Riddick, 22, said his family has never celebrated July 4th. “This year, like every year, freedom is an idea and something to strive for,” he said. “And it’s not a reality and it never has been. But on days like Juneteenth, which my family does celebrate, it’s an idea that we believe is possible and we believe will eventually become a reality, with a lot of work on the part of Black people but everyone else as well.”
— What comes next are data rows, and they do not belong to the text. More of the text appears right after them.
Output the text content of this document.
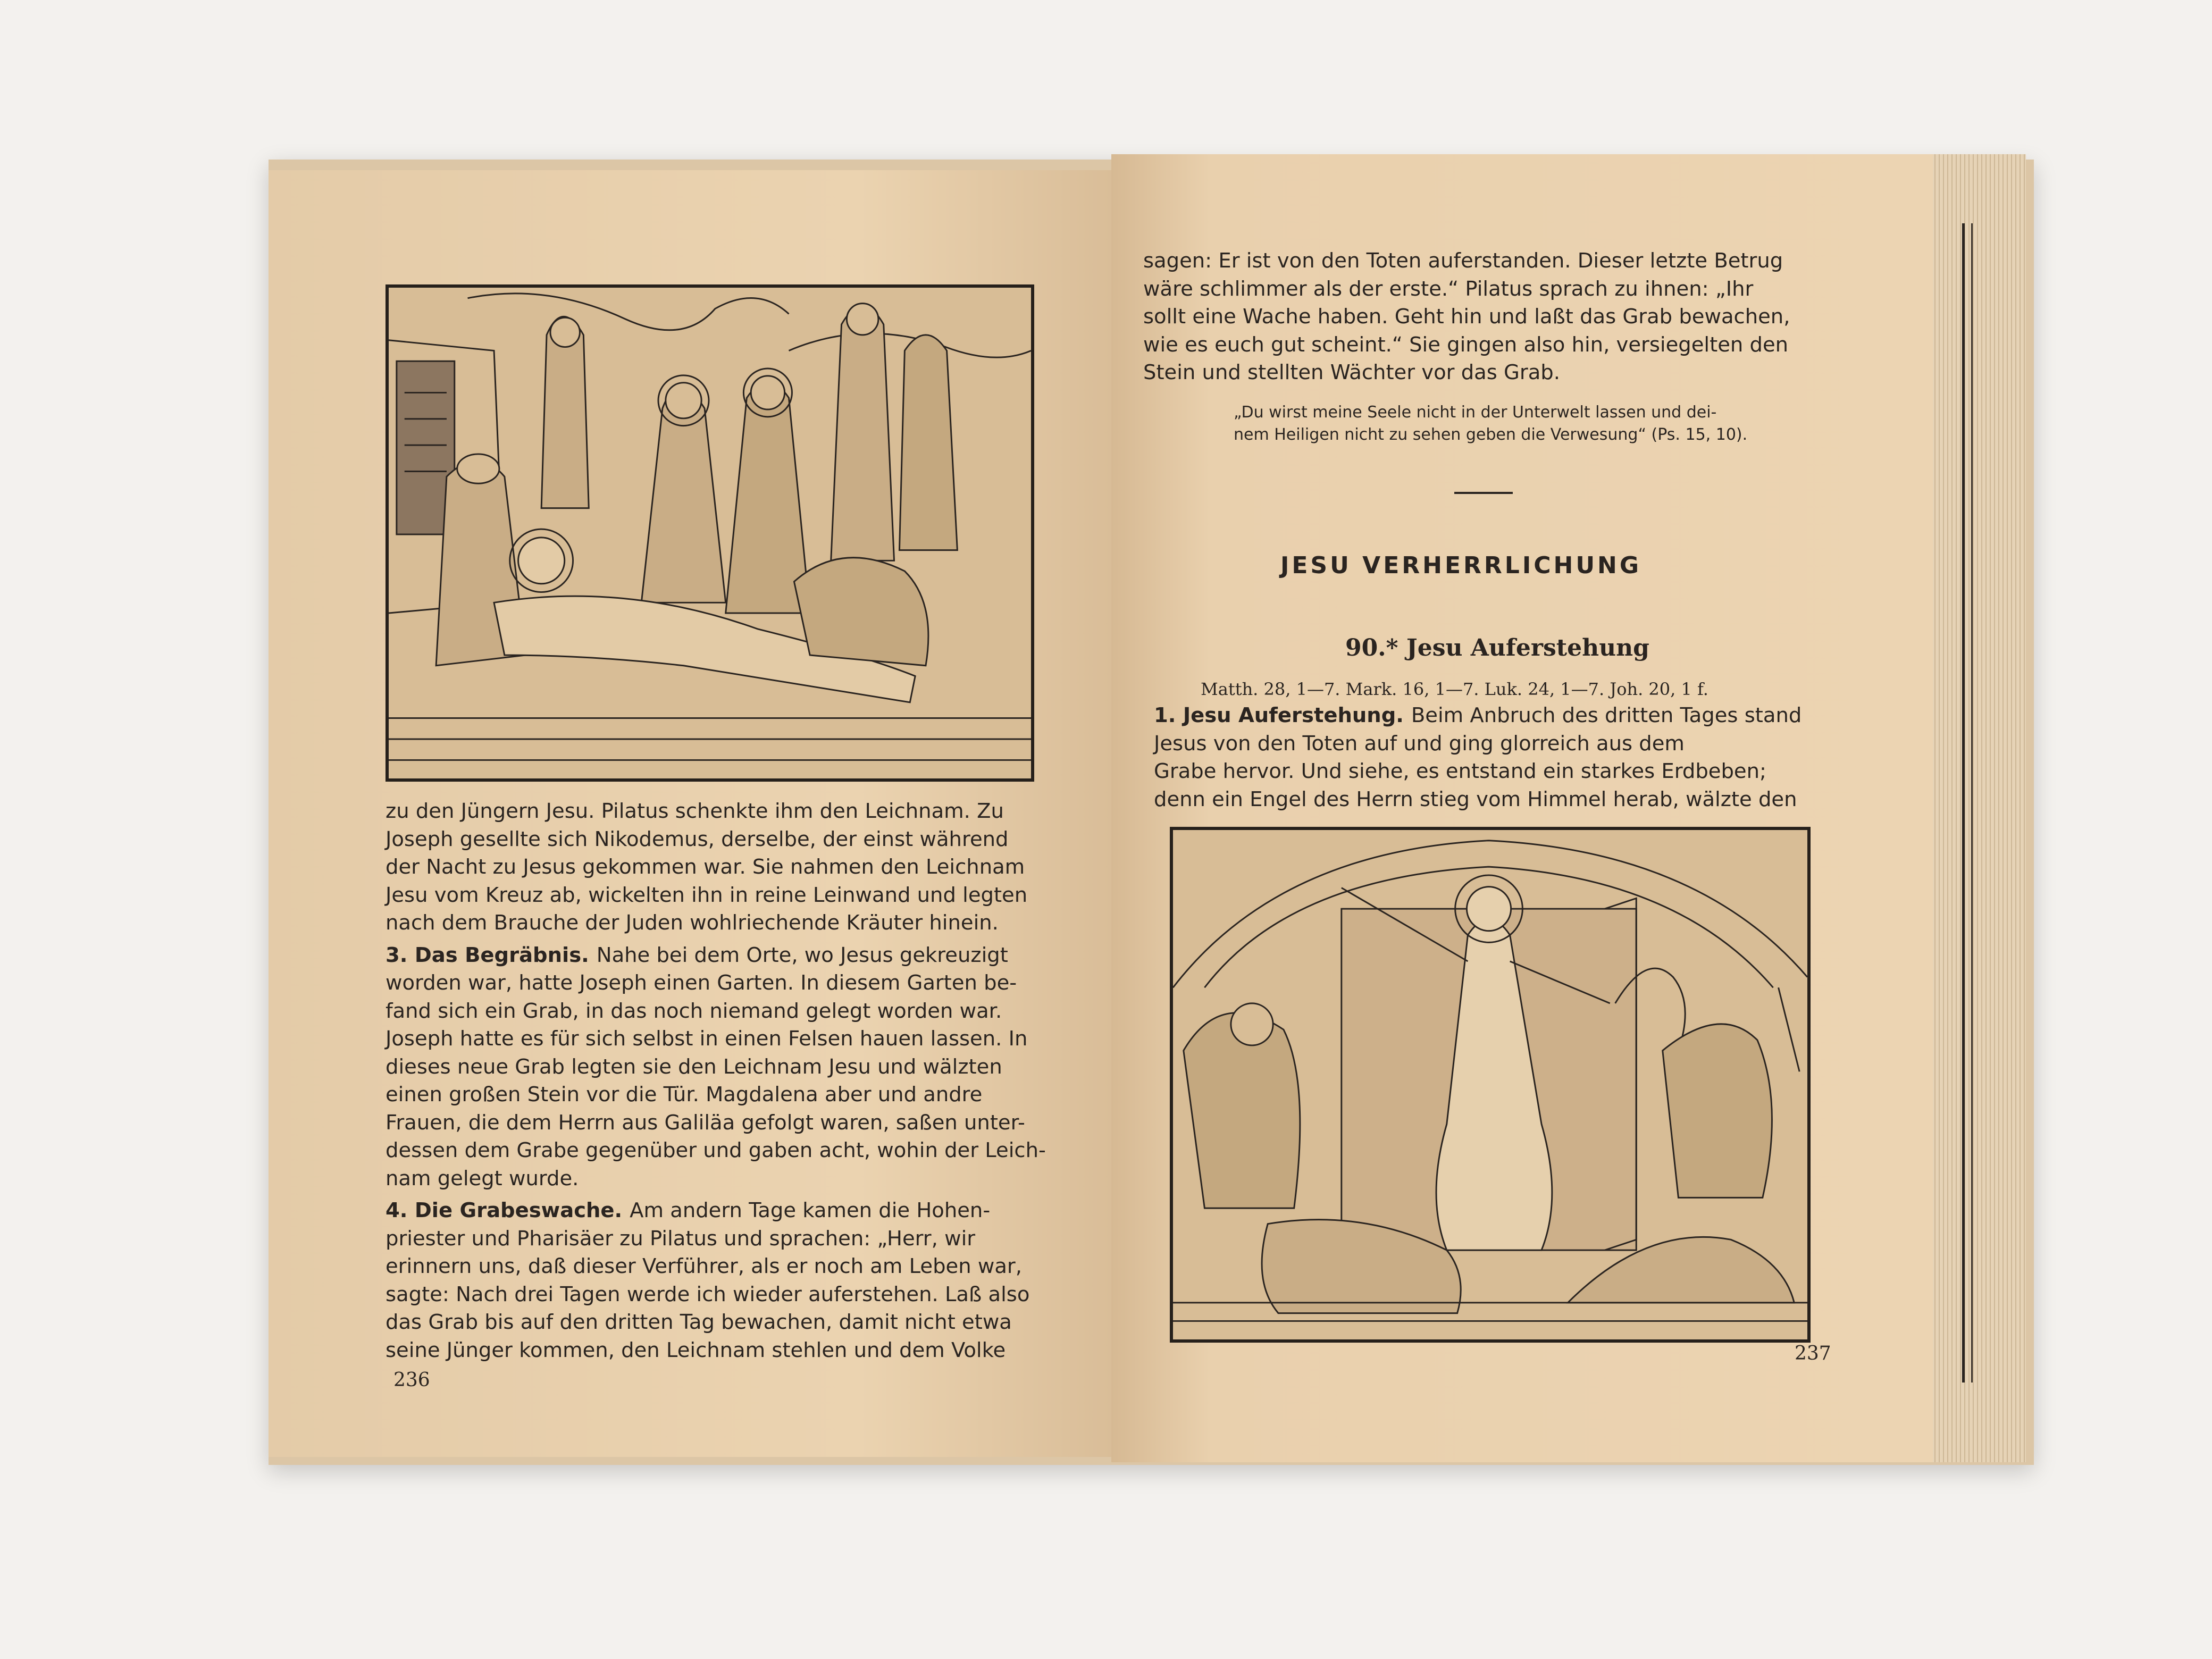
zu den Jüngern Jesu. Pilatus schenkte ihm den Leichnam. Zu
Joseph gesellte sich Nikodemus, derselbe, der einst während
der Nacht zu Jesus gekommen war. Sie nahmen den Leichnam
Jesu vom Kreuz ab, wickelten ihn in reine Leinwand und legten
nach dem Brauche der Juden wohlriechende Kräuter hinein.

3. Das Begräbnis. Nahe bei dem Orte, wo Jesus gekreuzigt
worden war, hatte Joseph einen Garten. In diesem Garten be-
fand sich ein Grab, in das noch niemand gelegt worden war.
Joseph hatte es für sich selbst in einen Felsen hauen lassen. In
dieses neue Grab legten sie den Leichnam Jesu und wälzten
einen großen Stein vor die Tür. Magdalena aber und andre
Frauen, die dem Herrn aus Galiläa gefolgt waren, saßen unter-
dessen dem Grabe gegenüber und gaben acht, wohin der Leich-
nam gelegt wurde.

4. Die Grabeswache. Am andern Tage kamen die Hohen-
priester und Pharisäer zu Pilatus und sprachen: „Herr, wir
erinnern uns, daß dieser Verführer, als er noch am Leben war,
sagte: Nach drei Tagen werde ich wieder auferstehen. Laß also
das Grab bis auf den dritten Tag bewachen, damit nicht etwa
seine Jünger kommen, den Leichnam stehlen und dem Volke

236

sagen: Er ist von den Toten auferstanden. Dieser letzte Betrug
wäre schlimmer als der erste.“ Pilatus sprach zu ihnen: „Ihr
sollt eine Wache haben. Geht hin und laßt das Grab bewachen,
wie es euch gut scheint.“ Sie gingen also hin, versiegelten den
Stein und stellten Wächter vor das Grab.

„Du wirst meine Seele nicht in der Unterwelt lassen und dei-
nem Heiligen nicht zu sehen geben die Verwesung“ (Ps. 15, 10).
JESU VERHERRLICHUNG
90.* Jesu Auferstehung
Matth. 28, 1—7. Mark. 16, 1—7. Luk. 24, 1—7. Joh. 20, 1 f.

1. Jesu Auferstehung. Beim Anbruch des dritten Tages stand
Jesus von den Toten auf und ging glorreich aus dem
Grabe hervor. Und siehe, es entstand ein starkes Erdbeben;
denn ein Engel des Herrn stieg vom Himmel herab, wälzte den

237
Joseph Tiernan, 27, of Fairfax, on 15th Street NW near the White House
“It means a goal, an ideal that I think we’re striving towards and I think we’re finally building up a lot of momentum towards … building up to the point where everyone is truly free, meaning everyone is taken care of when they need to be taken care of, their identities and their lives are safe, no matter who they are or what they’re doing with their life. Nobody’s persecuted. Nobody has unequal opportunities. And I think on all of those fronts we’ve got a lot of work to do still.”

Sarah Brunette, of Fredericksburg, on the National Mall
“Freedom to me means not having to wear a face mask. It also means being able to come out and celebrate the 4th of July, the birth of my country, at the people’s house, with less barriers. The barriers have been put up because of actual threats, and unfortunately that’s the world we live in. … The people have to be respectful and they have to respect others, but the people who have been hanging out in front of the White House recently haven’t been either of those things.”

Anthony Selby, of Northwest, at BLM Plaza
“Freedom means a right to express yourself. A right to walk out here and demonstrate in a peaceful manner. Freedom means that you can speak truth to power without any repercussions. … everything opposite of oppression is freedom.”